Teaching GPT the information it will be working on


I have been reading the new Assistants API and comparing it to the ChatCompletion. I was wondering what would be best if you wanted to teach GPT something before asking it questions, like giving it a research paper before asking it anything. Would Assistants API be more fit for the job than ChatCompletion, or rather, in what cases one might have a edge over the other ?
The maximum character length for the instructions key on the Assistants API is 32768, whereas gpt-4-1106-preview has a 128k token limit - in which case you would probably give it the paper information within system role message before writing other prompts.

Any thoughts ?

The way an API model works is that you only “teach” by sending all the relevant tokens to the AI at the same time a query is sent, which then allows it to form a response.

The AI does not learn from your interactions with it.

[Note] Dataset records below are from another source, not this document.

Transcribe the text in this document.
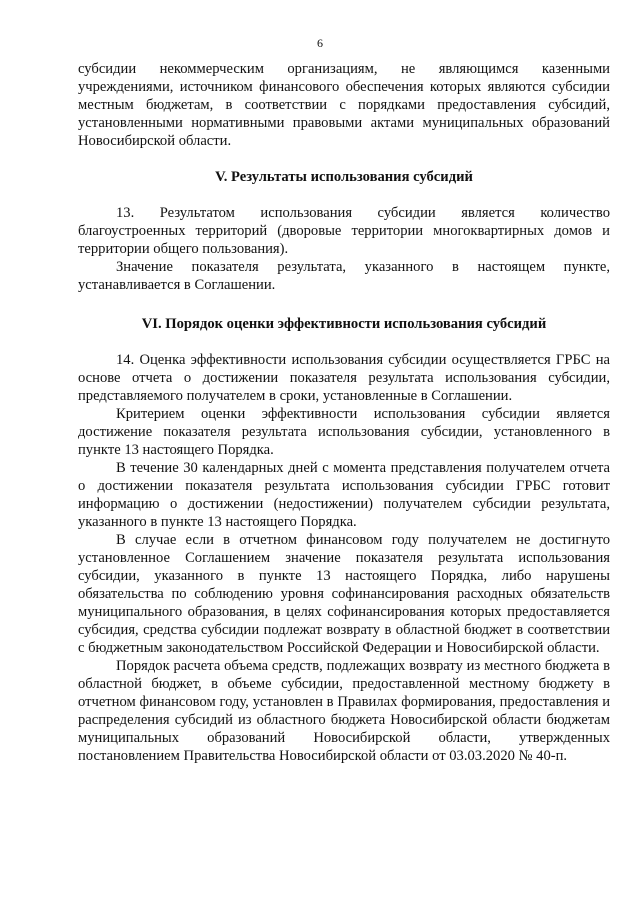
6

субсидии некоммерческим организациям, не являющимся казенными учреждениями, источником финансового обеспечения которых являются субсидии местным бюджетам, в соответствии с порядками предоставления субсидий, установленными нормативными правовыми актами муниципальных образований Новосибирской области.

V. Результаты использования субсидий

13. Результатом использования субсидии является количество благоустроенных территорий (дворовые территории многоквартирных домов и территории общего пользования).

Значение показателя результата, указанного в настоящем пункте, устанавливается в Соглашении.

VI. Порядок оценки эффективности использования субсидий

14. Оценка эффективности использования субсидии осуществляется ГРБС на основе отчета о достижении показателя результата использования субсидии, представляемого получателем в сроки, установленные в Соглашении.

Критерием оценки эффективности использования субсидии является достижение показателя результата использования субсидии, установленного в пункте 13 настоящего Порядка.

В течение 30 календарных дней с момента представления получателем отчета о достижении показателя результата использования субсидии ГРБС готовит информацию о достижении (недостижении) получателем субсидии результата, указанного в пункте 13 настоящего Порядка.

В случае если в отчетном финансовом году получателем не достигнуто установленное Соглашением значение показателя результата использования субсидии, указанного в пункте 13 настоящего Порядка, либо нарушены обязательства по соблюдению уровня софинансирования расходных обязательств муниципального образования, в целях софинансирования которых предоставляется субсидия, средства субсидии подлежат возврату в областной бюджет в соответствии с бюджетным законодательством Российской Федерации и Новосибирской области.

Порядок расчета объема средств, подлежащих возврату из местного бюджета в областной бюджет, в объеме субсидии, предоставленной местному бюджету в отчетном финансовом году, установлен в Правилах формирования, предоставления и распределения субсидий из областного бюджета Новосибирской области бюджетам муниципальных образований Новосибирской области, утвержденных постановлением Правительства Новосибирской области от 03.03.2020 № 40-п.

The assistants API allows one to upload a text file such as your distilled paper, and then if it is too large for the model context, it will be chunked and the AI input will be filled with the most semantically-similar parts to the user input part of a query.

OpenAI’s retrieval system is not limited to only the best quality chunks, but instead it fills the available context length at your expense, and also doesn’t have transparency about the improvements one could program themselves to ensure quality vector database retrieval.

1 Like

I have heard about vector databases and them being used to work with GPT. Do you know a good place where I can learn more about this ? Thank you

I’ll send you over to Microsoft’s Azure, which, along with them offering OpenAI AI services, includes better documentation.

OpenAI’s older cookbook goes right into terse python code and third-party products:

1 Like

Interesting. Would embeddings work on code as well ? Like if I were to give GPT 100 line of code and then to ask it questions, would embeddings have trouble finding similarity between code and written language ?

You can put 100 lines of code into the AI context and just ask. GPT-4 used to be capable of understanding more than that when total comprehension was required to make improvements that affected multiple parts of code.

It is when you need to take an entire GitHub repository - like say, OpenAI’s python library - and get parts retrieved that then you could explore embeddings.

However the model uses “semantic search” to generally find topical similarity. Differentiate if you are talking baseball or orangutans, Tokyo or Kyoto. Getting back the exact code that answers your natural language question would be quite a challenge.

For the example you provided with a GitHub library, for best responses you’ll probably have to give to the model the whole code (assuming it isn’t too large for the context) at the beginning of the conversation for it to work well ?

The idea of embeddings being used as augmentation is that some information can indeed be automatically placed at the beginning of conversation.

The data is chunked into pieces. That can be done in an organized manner or haphazardly.

An artificial “assistant” role message can be inserted, and we can indicate to the AI, “here’s some documentation I found relevant to the next user question: (blah)”

So if the entire code library is too large to reasonably fit (or to pay for in each question), and I don’t want to paste every time into my chat box, embeddings can be a case where a user query “I’m coding chat completion, and am using the ChatCompletion method, using the OpenAI python library’s chat method and httpx dependencies” might get you the 1/3 of the code that is actually most useful.

Can the overall structure of how the pieces interplay be seen in random or even per-file retrieval though?

Yeah, was thinking the same, since the overall structure of the pieces does matter.

Had a funny thought when thinking about what you said on semantic search. This is going to be more expensive and it will take longer, but might work as an idea. You could use 2 models to ask questions on a GitHub repository, you give the whole code to the first model without asking to respond with anything long, so that you stay within the limit (assuming you enter the 128k limit there’s on GPT-4 turbo). When there’s a question, you ask it to provide back the pieces of code that are directly linked to the question. And finally you provide the second model with the relevant pieces of code and with the question.

Don’t know exactly how long that might take or how expensive it can be though.